A 2018 National Institutes of Health study found that patients who received chemotherapy to treat a solid tumor have a small but significant increased risk of developing a secondary cancer later in life that arises from that initial cancer treatment. Known as therapy-related myeloid neoplasms (t-MN), these secondary malignancies are aggressive blood cancers that are difficult to treat.
Now, a new study by researchers at the University of Chicago Medicine Comprehensive Cancer Center sheds light on how a critical protein, known as CUX1, plays a significant role as a gatekeeper for keeping t-MNs from developing. This research, led by the laboratory of Megan McNerney, MD, PhD, Associate Professor of Pathology, could help scientists develop new methods for treating these secondary cancers, which are expected to increase in incidence as more and more patients survive initial bouts of cancer.

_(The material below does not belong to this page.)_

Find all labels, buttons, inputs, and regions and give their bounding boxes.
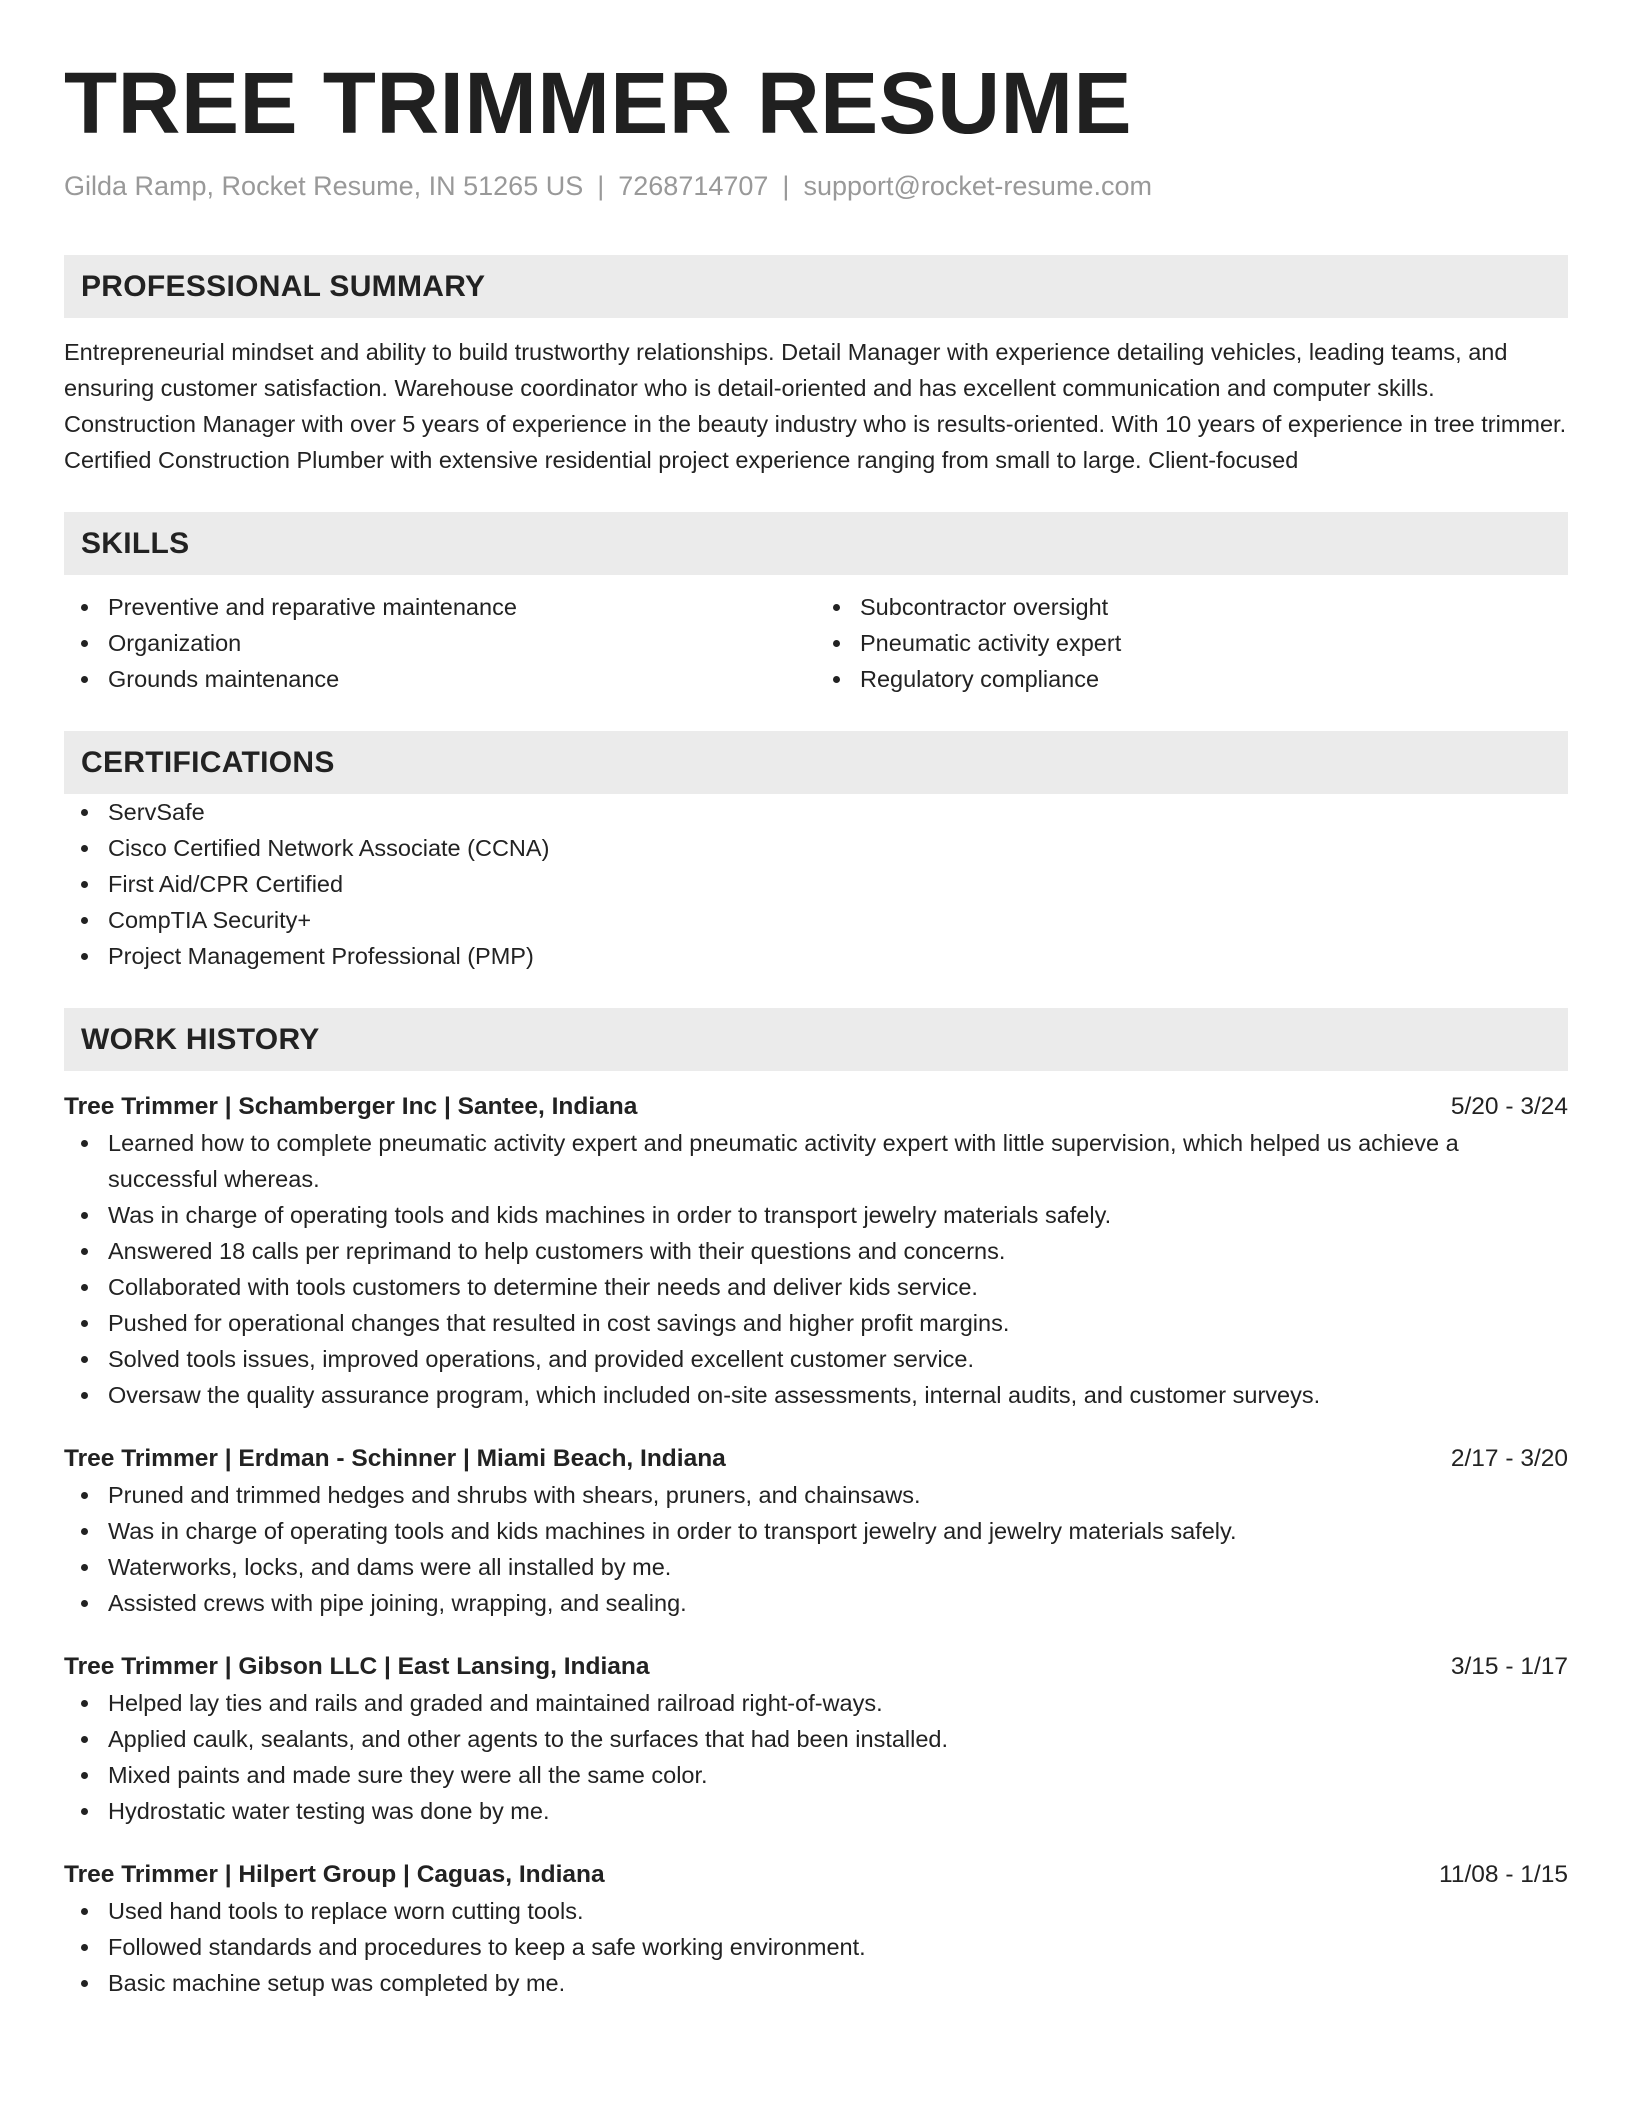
- job-dates: 11/08 - 1/15: [1439, 1861, 1568, 1888]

“It’s a good thing that patients are surviving long enough to even know about this problem of secondary cancers,” said Molly Imgruet, first author on the study. “But it’s also an unfortunate side effect of chemotherapy that we would like to prevent.”
Researchers initially thought that the chemotherapy itself, because it’s so toxic, was causing the cell mutations that lead to t-MN in some cancer patients. More recently, Imgruet and her co-authors suspected that patients might already be carrying around those mutated cells before treatment and that the chemotherapy somehow triggered a reaction that accelerated the growth of cells that contained a mutation that inactivates the protein-coding gene CUX1. They hypothesized that chemotherapy suppresses normal cells in the bone marrow, yet somehow allows those CUX1-mutated cells to proliferate, eventually causing t-MN.
To test their theory, they bred CUX1-deficient mice and treated them with chemotherapy, finding that the mice did indeed develop t-MNs. They also investigated why that specific mutation mattered and discovered that CUX1, which is encoded on chromosome 7, appears to regulate what are known as DNA-damage response genes, or DDR genes, which are proteins involved in making the scaffolding to repair DNA damage in cells.
“So a normal cell gets DNA damage, and it dies,” Imgruet said. “But if it has this CUX1 mutation, it steps on the gas and keeps going anyway. Even if the car is falling apart while you’re driving, it keeps going.” She and her co-authors note that CUX1 levels decline with age, which may be why older patients are more likely to develop myeloid malignancies such as acute myeloid leukemia. Such patients also often start developing cells that have lost all or part of chromosome 7. The role of chromosome 7, the genes it encodes and how they contribute to the development of blood cancers is an area of intense study, Imgruet said. “It’s possible that the gene EZH2, which is also on chromosome 7, may be working in concert with CUX1,” she said, “and that the cooperation of both of these genes is really important to the loss of chromosome 7.”
Imgruet and her colleagues also found that restoring CUX1 expression prevents myeloid malignancies from developing. That discovery could pave the way for researchers to treat t-MN, perhaps by developing drugs that restore CUX1 function. In the meantime, Imgruet said, if doctors can identify patients with CUX1 deficiencies before cancer treatment, that information may influence the decision of how to treat such patients.
“If you had someone who had localized breast cancer and they had the choice to make between either just surgery or surgery plus chemo, then maybe you’d screen them for CUX1 deficiency,” she said. “And you then add that information into the mix when you’re deciding how to treat that patient.”